As I always do and as I presented above, I divide the issue into two parts, "believing in" and "Jesus Christ." "Faith in Christ" is four times, "faith in the Lord Jesus" once, some form of "believe on" Christ, fifteen times, and "believe in" Christ, eleven times. There are more examples than these, but "believing" must be believing, and we know that some faith does not save (James 2:17-26; John 2:23-24). It reads as only intellectual, which means something must be added. It is easy to see that repentance must be something more than just sorrow (2 Corinthian 7:8-11). If you add intellect and sorrow without volition, you are falling short of believing.
Taking in all the parallel passages, saving faith must include repentance. One could say that saving repentance must include faith. Jesus said that if anyone comes unto Him, salvation language, he must deny himself, which means losing his life or his soul (Luke 9:23-25). Salvation is described as the restoring of the soul (Psalm 23:3) and the converting of the soul (Psalm 19:7). To be restored or converted, the soul must be relinquished to the Lord. This is repentance. Jesus said, I am the way (John 14:6). Someone relinquishes his own way, if he believes in Jesus Christ.
The second half says, "Lord Jesus Christ." If someone believes Jesus is the Christ, which is necessary for eternal life (John 20:31), then he believes Jesus is King. This fits with Jesus' and John the Baptist's preaching to "repent for the kingdom of heaven is at hand." One could say the meaning of this is "repent because the King is here." The New Testament presents Jesus as King. Someone does not believe in Jesus as the Christ, as the King, and remain in rebellion against Him. He relinquishes His will. This can be proven over and over in the New Testament.
Just as an example, one should read the parable taught in Luke 20:1-19. It's obvious, Jesus the Son was sent to people, having authority over them, and they were to receive His authority and ownership, Lordship, if they believed in Him. They didn't. They killed him, so they were in big trouble. This kind of teaching is all over the New Testament. I understand that the non-Lordship teaching would be more popular, since the biggest problem men have is that they are walking after their own lusts and they don't want someone as a Boss (2 Peter 3:1-4).
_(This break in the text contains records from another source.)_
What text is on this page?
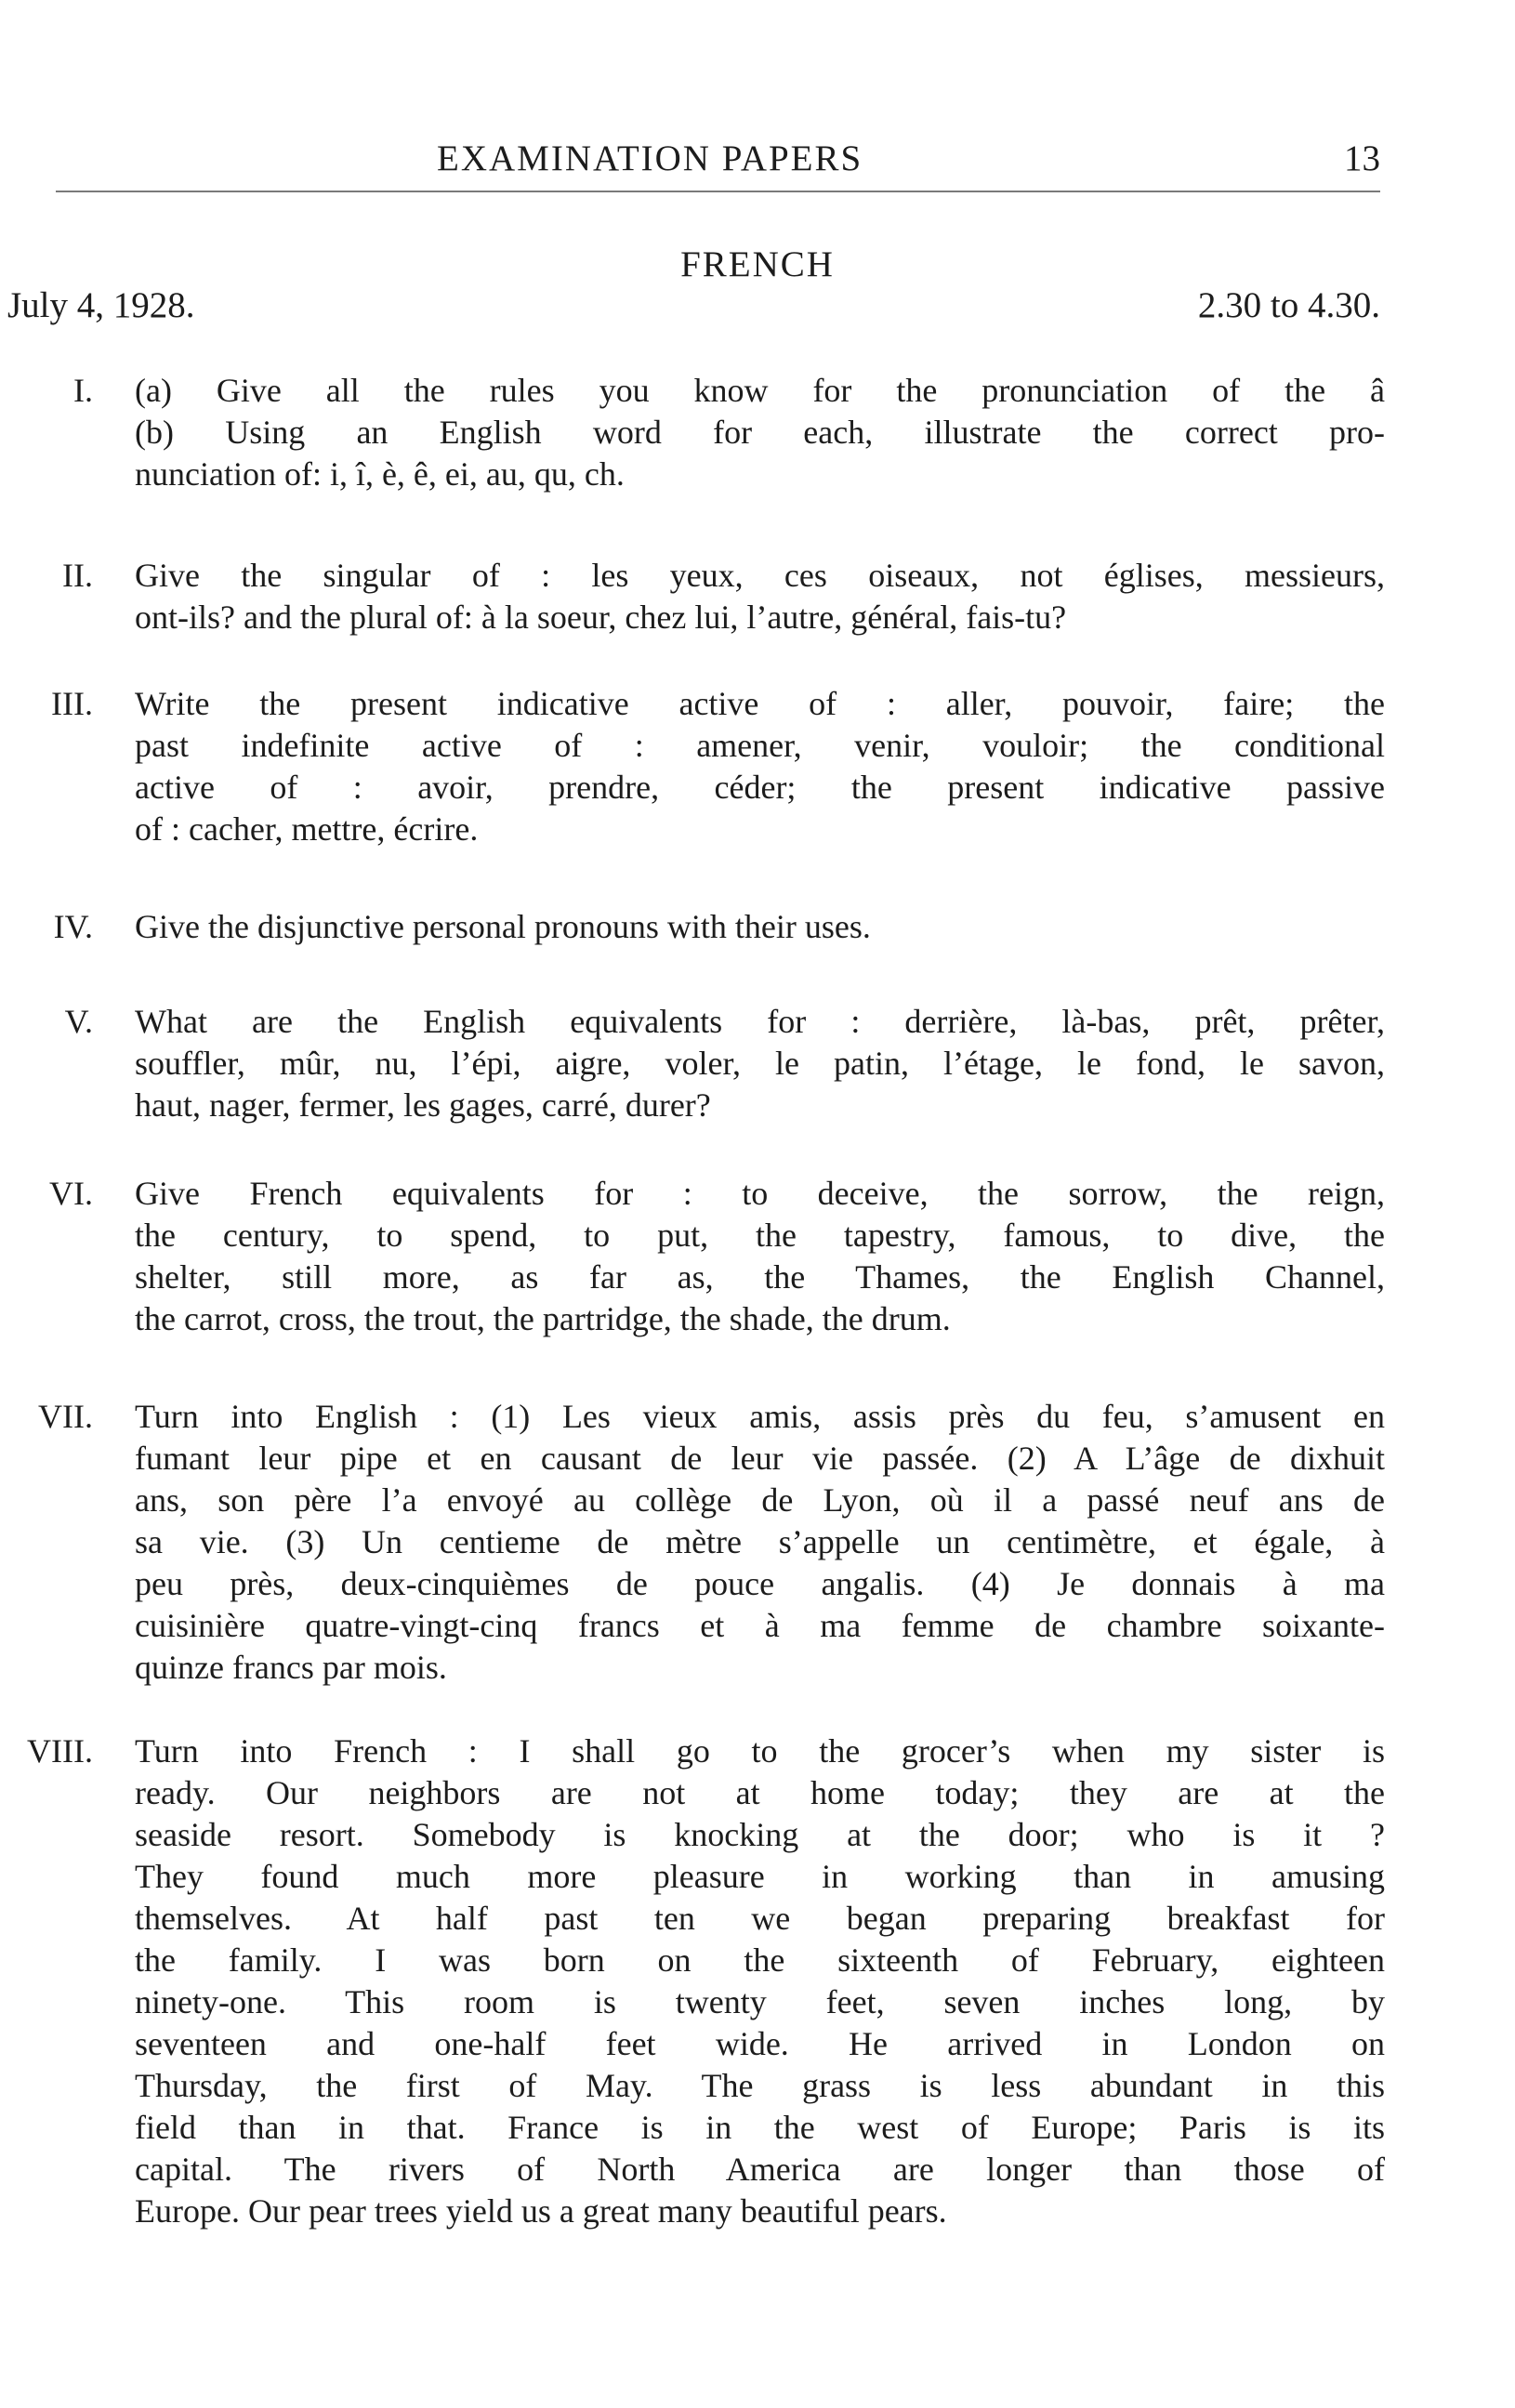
EXAMINATION PAPERS	13
FRENCH
July 4, 1928.	2.30 to 4.30.
I. (a) Give all the rules you know for the pronunciation of the â
(b) Using an English word for each, illustrate the correct pro-
nunciation of: i, î, è, ê, ei, au, qu, ch.
II. Give the singular of : les yeux, ces oiseaux, not églises, messieurs,
ont-ils? and the plural of: à la soeur, chez lui, l’autre, général, fais-tu?
III. Write the present indicative active of : aller, pouvoir, faire; the
past indefinite active of : amener, venir, vouloir; the conditional
active of : avoir, prendre, céder; the present indicative passive
of : cacher, mettre, écrire.
IV. Give the disjunctive personal pronouns with their uses.
V. What are the English equivalents for : derrière, là-bas, prêt, prêter,
souffler, mûr, nu, l’épi, aigre, voler, le patin, l’étage, le fond, le savon,
haut, nager, fermer, les gages, carré, durer?
VI. Give French equivalents for : to deceive, the sorrow, the reign,
the century, to spend, to put, the tapestry, famous, to dive, the
shelter, still more, as far as, the Thames, the English Channel,
the carrot, cross, the trout, the partridge, the shade, the drum.
VII. Turn into English : (1) Les vieux amis, assis près du feu, s’amusent en
fumant leur pipe et en causant de leur vie passée. (2) A L’âge de dixhuit
ans, son père l’a envoyé au collège de Lyon, où il a passé neuf ans de
sa vie. (3) Un centieme de mètre s’appelle un centimètre, et égale, à
peu près, deux-cinquièmes de pouce angalis. (4) Je donnais à ma
cuisinière quatre-vingt-cinq francs et à ma femme de chambre soixante-
quinze francs par mois.
VIII. Turn into French : I shall go to the grocer’s when my sister is
ready. Our neighbors are not at home today; they are at the
seaside resort. Somebody is knocking at the door; who is it ?
They found much more pleasure in working than in amusing
themselves. At half past ten we began preparing breakfast for
the family. I was born on the sixteenth of February, eighteen
ninety-one. This room is twenty feet, seven inches long, by
seventeen and one-half feet wide. He arrived in London on
Thursday, the first of May. The grass is less abundant in this
field than in that. France is in the west of Europe; Paris is its
capital. The rivers of North America are longer than those of
Europe. Our pear trees yield us a great many beautiful pears.
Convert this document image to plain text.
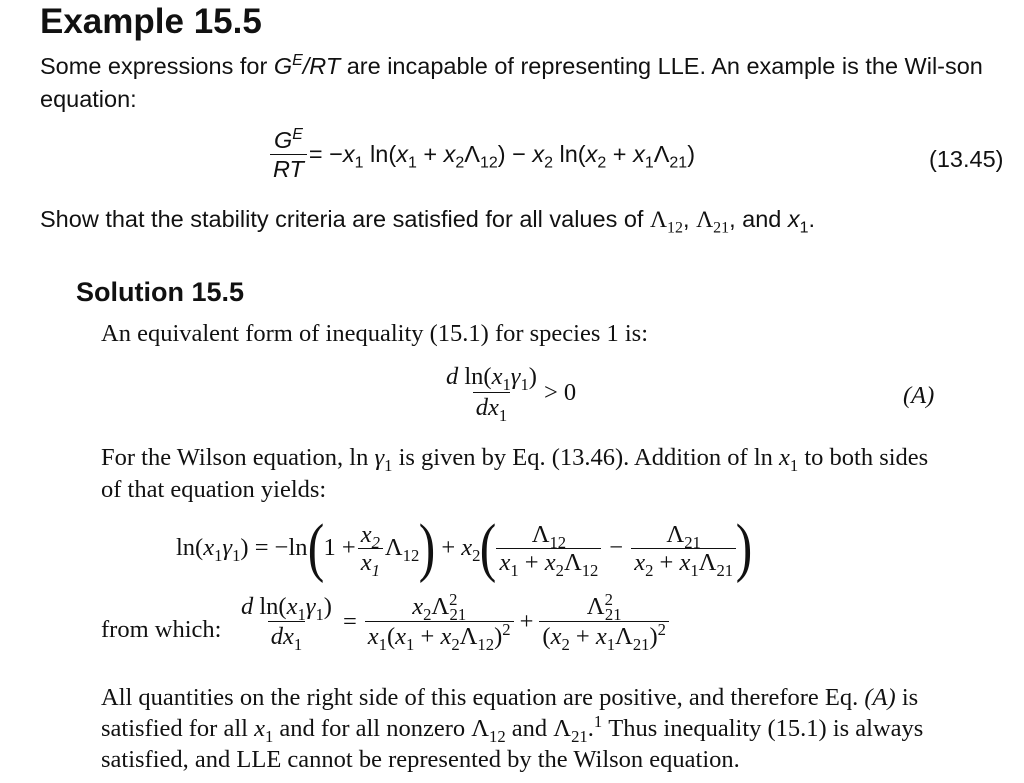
Example 15.5
Some expressions for $G^E/RT$ are incapable of representing LLE. An example is the Wil-son equation:
$\frac{G^E}{RT} = -x_1$ $\ln(x_1 + x_2\Lambda_{12}) - x_2$ $\ln(x_2 + x_1\Lambda_{21})$	(13.45)
Show that the stability criteria are satisfied for all values of $\Lambda_{12}$, $\Lambda_{21}$, and $x_1$.
Solution 15.5
An equivalent form of inequality (15.1) for species 1 is:
$\frac{d \ln(x_1\gamma_1)}{dx_1} > 0$	(A)
For the Wilson equation, $\ln \gamma_1$ is given by Eq. (13.46). Addition of $\ln x_1$ to both sides of that equation yields:
$\ln(x_1\gamma_1) = -\ln$ ( $1 + \frac{x_2}{x_1} \Lambda_{12}$ ) + $x_2$ ( $\frac{\Lambda_{12}}{x_1 + x_2\Lambda_{12}} - \frac{\Lambda_{21}}{x_2 + x_1\Lambda_{21}}$ )
from which: $\frac{d \ln(x_1\gamma_1)}{dx_1} = \frac{x_2\Lambda^2_{21}}{x_1(x_1 + x_2\Lambda_{12})^2} + \frac{\Lambda^2_{21}}{(x_2 + x_1\Lambda_{21})^2}$
All quantities on the right side of this equation are positive, and therefore Eq. (A) is satisfied for all $x_1$ and for all nonzero $\Lambda_{12}$ and $\Lambda_{21}.^1$ Thus inequality (15.1) is always satisfied, and LLE cannot be represented by the Wilson equation.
Everything that I've written about believing in Jesus Christ does not require being a Calvinist or Reformed. I haven't read anything that makes that connection. It's an assertion without proof. Just because Calvinists did believe that doesn't mean it originated with them. It is what the Bible teaches.
When one reads the early Baptist confession, the Schleitheim Confession (1527), written by Michael Sattler, not a Protestant confession, he reads something that doesn't give a full confession of faith or explanation of the Baptist doctrine. It reveals the distinctions between the Baptists and those not Baptists, who claim salvation by faith. It doesn't show disagreement on what "faith in Christ" is from what others were saying. One of the few statements in the Confession, however, is the following:
Baptism shall be given to all those who have learned repentance and amendment of life, and who believe truly that their sins are taken away by Christ, and to all those who walk in the resurrection of Jesus Christ, and wish to be buried with Him in death, so that they may be resurrected with Him, and to all those who with this significance request it [baptism] of us and demand it for themselves.
This is how these men viewed those who believed in Jesus Christ. They were not Calvinists. Repentance and true faith in Christ, which includes Lordship, did not arise from Calvinism.